We have demonstrated that a method based on the Relational Information Displays framework can be used to systematically describe the use of visualizations in feedback reports and quality dashboards, and to describe basic components of these visualizations. Our method also may be useful for the management of performance visualizations in healthcare organizations. For example, the method could be used to review the display types and content deployed in a dashboard across an organization, to better understand characteristics of preferred displays at a lower-level than the whole display.

There were several limitations for our analysis. We used a small convenience sample that is not generalizable for PSD use in A&F. The small sample contains example performance summaries that are not necessarily complete, with many containing only one page or screenshot from a larger set of pages in a report or dashboard. Furthermore, the sample is from research studies that span 4 decades, including PSDs that were generated using obsolete software and technology. The findings therefore are intended only to be interpreted as a demonstration of the description that is possible, not as a characterization of PSD use in A&F.

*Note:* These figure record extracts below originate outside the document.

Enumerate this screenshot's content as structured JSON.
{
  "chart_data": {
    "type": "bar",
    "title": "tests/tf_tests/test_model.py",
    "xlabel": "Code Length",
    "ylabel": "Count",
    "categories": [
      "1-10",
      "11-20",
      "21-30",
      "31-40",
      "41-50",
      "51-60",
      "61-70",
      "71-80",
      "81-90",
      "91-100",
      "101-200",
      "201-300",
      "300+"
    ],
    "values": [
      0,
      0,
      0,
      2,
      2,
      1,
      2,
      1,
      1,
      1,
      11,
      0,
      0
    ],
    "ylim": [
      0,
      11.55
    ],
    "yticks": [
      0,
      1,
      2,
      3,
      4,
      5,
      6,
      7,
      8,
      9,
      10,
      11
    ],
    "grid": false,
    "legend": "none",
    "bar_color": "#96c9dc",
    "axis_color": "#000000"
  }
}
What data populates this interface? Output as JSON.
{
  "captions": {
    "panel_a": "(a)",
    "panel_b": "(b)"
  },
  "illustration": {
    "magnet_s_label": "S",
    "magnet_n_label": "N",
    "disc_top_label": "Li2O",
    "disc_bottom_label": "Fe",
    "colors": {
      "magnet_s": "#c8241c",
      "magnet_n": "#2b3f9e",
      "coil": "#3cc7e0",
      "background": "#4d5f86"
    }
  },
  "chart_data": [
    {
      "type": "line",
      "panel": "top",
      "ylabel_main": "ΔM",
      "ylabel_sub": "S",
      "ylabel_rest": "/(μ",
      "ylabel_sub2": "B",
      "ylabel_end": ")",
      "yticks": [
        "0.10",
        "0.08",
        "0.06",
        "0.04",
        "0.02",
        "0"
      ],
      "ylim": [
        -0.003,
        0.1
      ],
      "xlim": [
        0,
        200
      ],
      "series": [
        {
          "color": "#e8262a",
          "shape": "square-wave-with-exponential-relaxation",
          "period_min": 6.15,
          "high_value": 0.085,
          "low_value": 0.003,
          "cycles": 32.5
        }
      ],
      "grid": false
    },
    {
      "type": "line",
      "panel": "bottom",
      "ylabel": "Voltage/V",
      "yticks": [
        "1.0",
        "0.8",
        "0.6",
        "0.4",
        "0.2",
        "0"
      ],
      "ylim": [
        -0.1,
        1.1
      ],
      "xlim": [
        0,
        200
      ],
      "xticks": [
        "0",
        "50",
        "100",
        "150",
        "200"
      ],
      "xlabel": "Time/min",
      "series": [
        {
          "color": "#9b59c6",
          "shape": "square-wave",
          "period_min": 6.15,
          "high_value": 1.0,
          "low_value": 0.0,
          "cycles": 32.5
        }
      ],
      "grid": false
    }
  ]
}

Another limitation is that, although we identified 6 unique combinations of content types, the codebook did not support the coding of PSD content in histograms. We expect that an important next step for this work will be to develop systematic description of the content of histograms to enable the inclusion of these types of displays in future analyses of PSDs.

A further limitation for our analysis is in coding issues that led to the exclusion of displays that were mis-identified as PSDs, based on our codes, once we moved from one step to the next. These errors reflect the complexity of interpreting displays, which is problematic in itself, given that coding was done by trained healthcare professionals, but also reveal the ability of the method to provide insight that is difficult to gain without a systematic approach to describing visualized content.

Finally, the proposed method is not evidence-based and was refined during the pilot coding phases of each step. Nevertheless, we anticipate that the proposed method demonstrates a significant advance for A&F researchers who plan to evaluate feedback interventions that use visual displays. We anticipate that this method can provide a foundation for the systematic study of an important component of feedback interventions, which is its visualized information content.

Conclusion

Visualization frameworks can be used to understand the use of visual displays, as well as to systematically describe their content. The proposed method appears to be feasible to use as a systematic approach to describing visual displays of clinical performance. The key implications of the method are that it offers more granular and consistent description for empirical, theoretical, and design studies about the information content of feedback interventions.